Rudolph stopped in to Exos Minneapolis, where he had trained before the Vikings opened their expansive facility in 2018, and found the Timberwolves had just installed two units of Tonal, a smart home gym that uses digital weights and artificial intelligence-based training programs. Rudolph had been interested in purchasing one for his wife, Jordan, to use at their home in Plymouth, but after he was able to try the program out in Minneapolis, he knew it could help him train for his 10th NFL season as well.
He's been training with it at home for two weeks now; the quality of the workouts, he said, are in line with what he's typically had at the Vikings' facility.

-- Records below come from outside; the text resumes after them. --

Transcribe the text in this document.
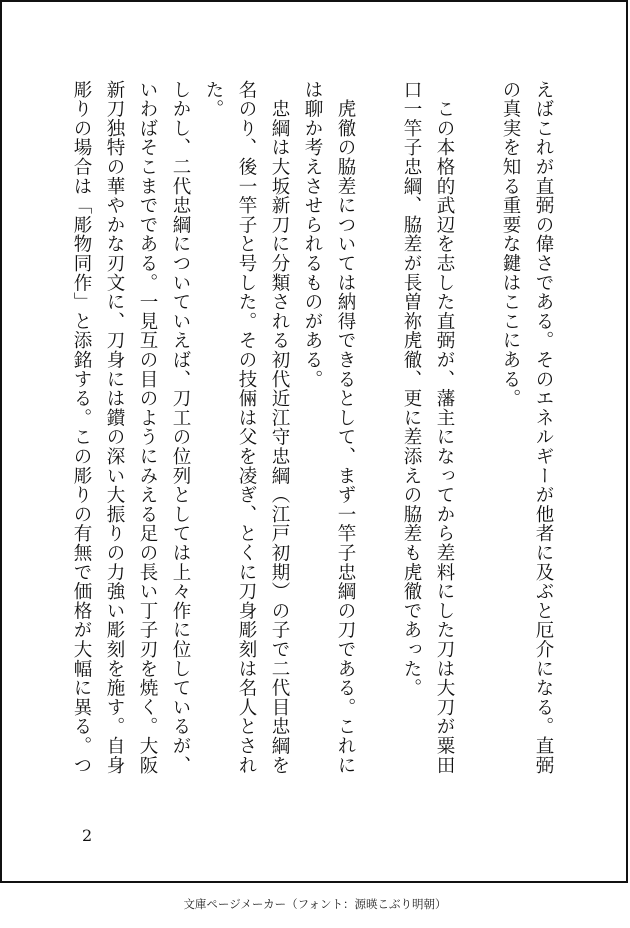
えばこれが直弼の偉さである。そのエネルギーが他者に及ぶと厄介になる。直弼の真実を知る重要な鍵はここにある。

　この本格的武辺を志した直弼が、藩主になってから差料にした刀は大刀が粟田口一竿子忠綱、脇差が長曽祢虎徹、更に差添えの脇差も虎徹であった。

　虎徹の脇差については納得できるとして、まず一竿子忠綱の刀である。これには聊か考えさせられるものがある。

　忠綱は大坂新刀に分類される初代近江守忠綱（江戸初期）の子で二代目忠綱を名のり、後一竿子と号した。その技倆は父を凌ぎ、とくに刀身彫刻は名人とされた。

しかし、二代忠綱についていえば、刀工の位列としては上々作に位しているが、いわばそこまでである。一見互の目のようにみえる足の長い丁子刃を焼く。大阪新刀独特の華やかな刃文に、刀身には鑚の深い大振りの力強い彫刻を施す。自身彫りの場合は「彫物同作」と添銘する。この彫りの有無で価格が大幅に異る。つ

2
文庫ページメーカー（フォント：源暎こぶり明朝）
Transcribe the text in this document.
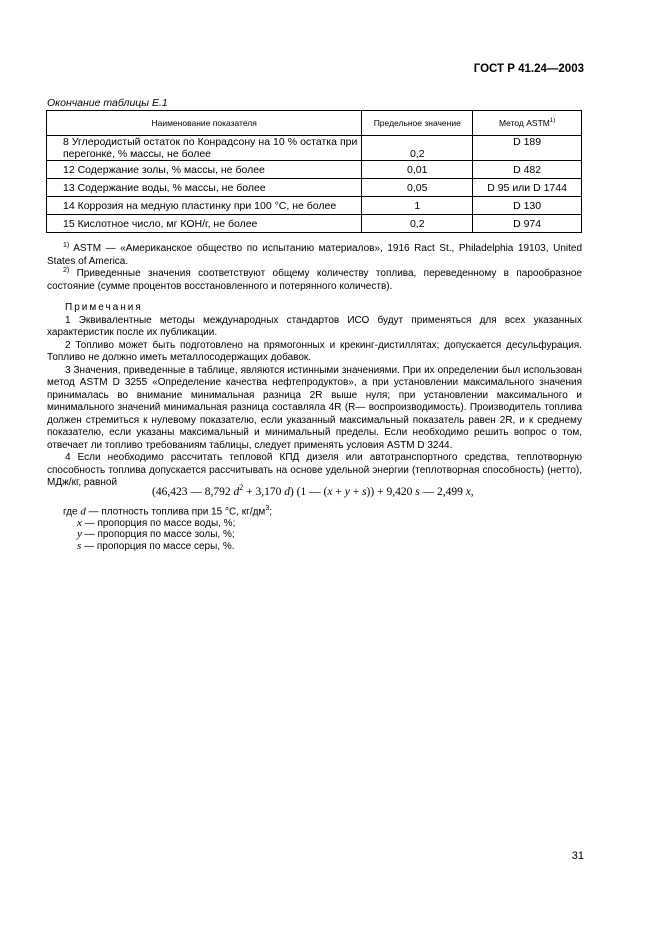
ГОСТ Р 41.24—2003
Окончание таблицы Е.1
Наименование показателя	Предельное значение	Метод ASTM$^{1)}$
8 Углеродистый остаток по Конрадсону на 10 % остатка при перегонке, % массы, не более	0,2	D 189
12 Содержание золы, % массы, не более	0,01	D 482
13 Содержание воды, % массы, не более	0,05	D 95 или D 1744
14 Коррозия на медную пластинку при 100 °С, не более	1	D 130
15 Кислотное число, мг КОН/г, не более	0,2	D 974
$^{1)}$ ASTM — «Американское общество по испытанию материалов», 1916 Ract St., Philadelphia 19103, United States of America.
$^{2)}$ Приведенные значения соответствуют общему количеству топлива, переведенному в парообразное состояние (сумме процентов восстановленного и потерянного количеств).

Примечания

1 Эквивалентные методы международных стандартов ИСО будут применяться для всех указанных характеристик после их публикации.

2 Топливо может быть подготовлено на прямогонных и крекинг-дистиллятах; допускается десульфурация. Топливо не должно иметь металлосодержащих добавок.

3 Значения, приведенные в таблице, являются истинными значениями. При их определении был использован метод ASTM D 3255 «Определение качества нефтепродуктов», а при установлении максимального значения принималась во внимание минимальная разница 2R выше нуля; при установлении максимального и минимального значений минимальная разница составляла 4R (R— воспроизводимость). Производитель топлива должен стремиться к нулевому показателю, если указанный максимальный показатель равен 2R, и к среднему показателю, если указаны максимальный и минимальный пределы. Если необходимо решить вопрос о том, отвечает ли топливо требованиям таблицы, следует применять условия ASTM D 3244.

4 Если необходимо рассчитать тепловой КПД дизеля или автотранспортного средства, теплотворную способность топлива допускается рассчитывать на основе удельной энергии (теплотворная способность) (нетто), МДж/кг, равной

(46,423 — 8,792 $d^2 + 3,170$ d) (1 — (x + y + s)) + 9,420 s — 2,499 x,
где d — плотность топлива при 15 °С, $кг/дм^3$;
x — пропорция по массе воды, %;
y — пропорция по массе золы, %;
s — пропорция по массе серы, %.
31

"It really does allow me to get that same work I'm accustomed to getting," Rudolph said. "I don't have to bring in a bunch of free weights and barbells and dumbbells; anything that I would be doing at the facility with that equipment, I'm able to do on the Tonal."
Rudolph's improvisation is one of the ways NFL players are adapting to a pandemic that has disrupted life around the globe and jarred a sports industry built on mechanistic certainty.
The NFL is the only major American sports league yet to postpone games, but with team facilities closed and the league shifting to a "virtual offseason" program, players could soon trade OTAs for more of the DIY training approach.